The world’s best secret islands
Enjoy your own tropical paradise in the San Blás Archipelago. (Alfredo Maiquez/LPI)
Looking for a romantic spot that is (almost) all yours? Here are our top spots to reignite your love affair with desert islands, with picks from across the globe.
1. Socotra, Yemen
You just have to be intrigued by a destination that describes itself as "the most alien-looking place on earth". Ripped from the coast of Gondwanaland by plate tectonics, the four desert islands that form the Socotra group are a treasure-house of biodiversity, with thousands of plant and animal species found nowhere else on earth. Topping the weird list are the barrel-trunked cucumber tree and the dragon's blood tree, which oozes blood-red sap. Despite being closer to Africa than the Arabian Peninsula, Socotra is administered by Yemen, which keeps the islands off the tourist radar.
Modern-day Sinbads can fly to the tiny capital, Hadibu, from Sana'a and Aden with Yemenia Airlines.
2. Torres Strait Islands, Australia
As far as you can go in Oz without falling off the map, the Torres Strait Islands are Australia as it might have been if Europeans had never arrived. Spilling north from the tip of Cape York, the 274 islands in the Torres Strait preserve a unique tribal culture that bridges the divide between Aboriginal Australia and Papua New Guinea. The Great Barrier Reef is right on the doorstop and there are airstrips and hotels on Thursday Island and Horn Island, but access to other islands is at the discretion of local tribal councils.
Permits to visit outlying islands must be obtained at least one month in advance from the Torres Strait Regional Authority (www.tsra.gov.au).
3. Yaeyama Islands, Japan
If Godzilla should ever rise from the sea to destroy Tokyo and Osaka, there is only one place to ride out the storm - the idyllic Yaeyama Islands, tucked away at the very southern tip of the Japanese archipelago. Looking more like the Caribbean, the islands of Iriomote, Taketomi and Ishigaki serve up generous portions of sun, sea, sand and sushi. Ishigaki has the best of the beaches, while Taketomi is famous for its traditional Ryukyuan houses and Iriomote is a jungle playground with an open-air onsen (hot springs).
Japan Transocean Air flies daily from Tokyo to Ishigaki, which is connected to the other islands by regular ferries.

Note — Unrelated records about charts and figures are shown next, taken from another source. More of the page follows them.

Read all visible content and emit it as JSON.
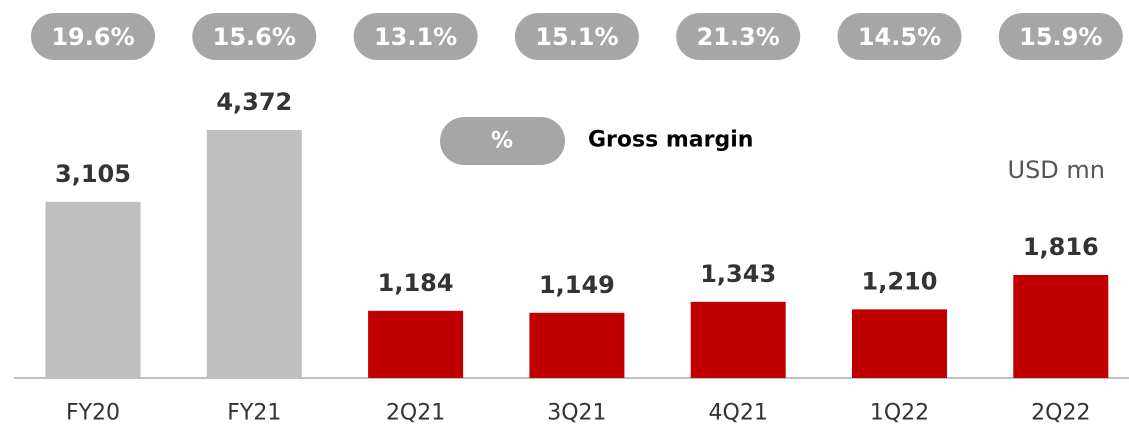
{
  "chart_data": {
    "type": "bar",
    "categories": [
      "FY20",
      "FY21",
      "2Q21",
      "3Q21",
      "4Q21",
      "1Q22",
      "2Q22"
    ],
    "values": [
      3105,
      4372,
      1184,
      1149,
      1343,
      1210,
      1816
    ],
    "value_labels": [
      "3,105",
      "4,372",
      "1,184",
      "1,149",
      "1,343",
      "1,210",
      "1,816"
    ],
    "colors": [
      "#bfbfbf",
      "#bfbfbf",
      "#c00000",
      "#c00000",
      "#c00000",
      "#c00000",
      "#c00000"
    ],
    "unit": "USD mn",
    "margin": {
      "name": "Gross margin",
      "symbol": "%",
      "color": "#a6a6a6",
      "values": [
        19.6,
        15.6,
        13.1,
        15.1,
        21.3,
        14.5,
        15.9
      ],
      "value_labels": [
        "19.6%",
        "15.6%",
        "13.1%",
        "15.1%",
        "21.3%",
        "14.5%",
        "15.9%"
      ]
    }
  }
}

4. Îles du Salut, French Guiana
Most people have heard of Devil's Island, but few would be able to stick a pin on a map. The smallest of the three Îles du Salut, this infamous former penal colony is separated from the coast of French Guiana by 11km of treacherous, shark-infested waters. Steve McQueen tried to escape the islands repeatedly in Papillon, but most modern visitors are willing castaways, lured here by waving palms, chattering macaws and spooky ruins from the penal colony days.
Access to the Îles du Salut is by catamaran from Kourou and the only place to stay is the clubhouse-style Auberge des Iles (www.ilesdusalut.com).
5. Ulleungdo, South Korea
It is easy to see the appeal of tiny Ulleungdo. Midway between South Korea and Japan, this rugged volcanic island is said to have no pollution, no thieves and no snakes - in other words, this is perfect hiking country. Ferries run daily from the mainland to the tiny port at Dodong-ri, where trails climb to the rocky summit of Seonginbong Peak (984m). If you want to really push the boat out, continue to the Dokdo islands - a tiny collection of outcrops that are hotly disputed between Japan and South Korea.
Perched beneath a towering cliff wall, Chusan Ilga Pension (www.chusanilga.com) offers comfortable but satisfyingly rustic accommodation on the rugged north coast.
6. San Blás Archipelago, Panama
Panama probably is not the first place that comes to mind when you think of the Caribbean, but this Central American nation has coral cays to rival anything in the Caymans or the Virgin Islands. Run as an autonomous province by the Kuna people, the San Blás Archipelago is a crescent of 365 tiny islands basking in the warm waters of the southern Caribbean. Forget luxury resorts - the only hotels are homestays in village houses and dinner is whatever the fishermen bring home in their canoes each evening.
Air Panama has regular flights to several San Blás islands, including the capital, El Porvenir.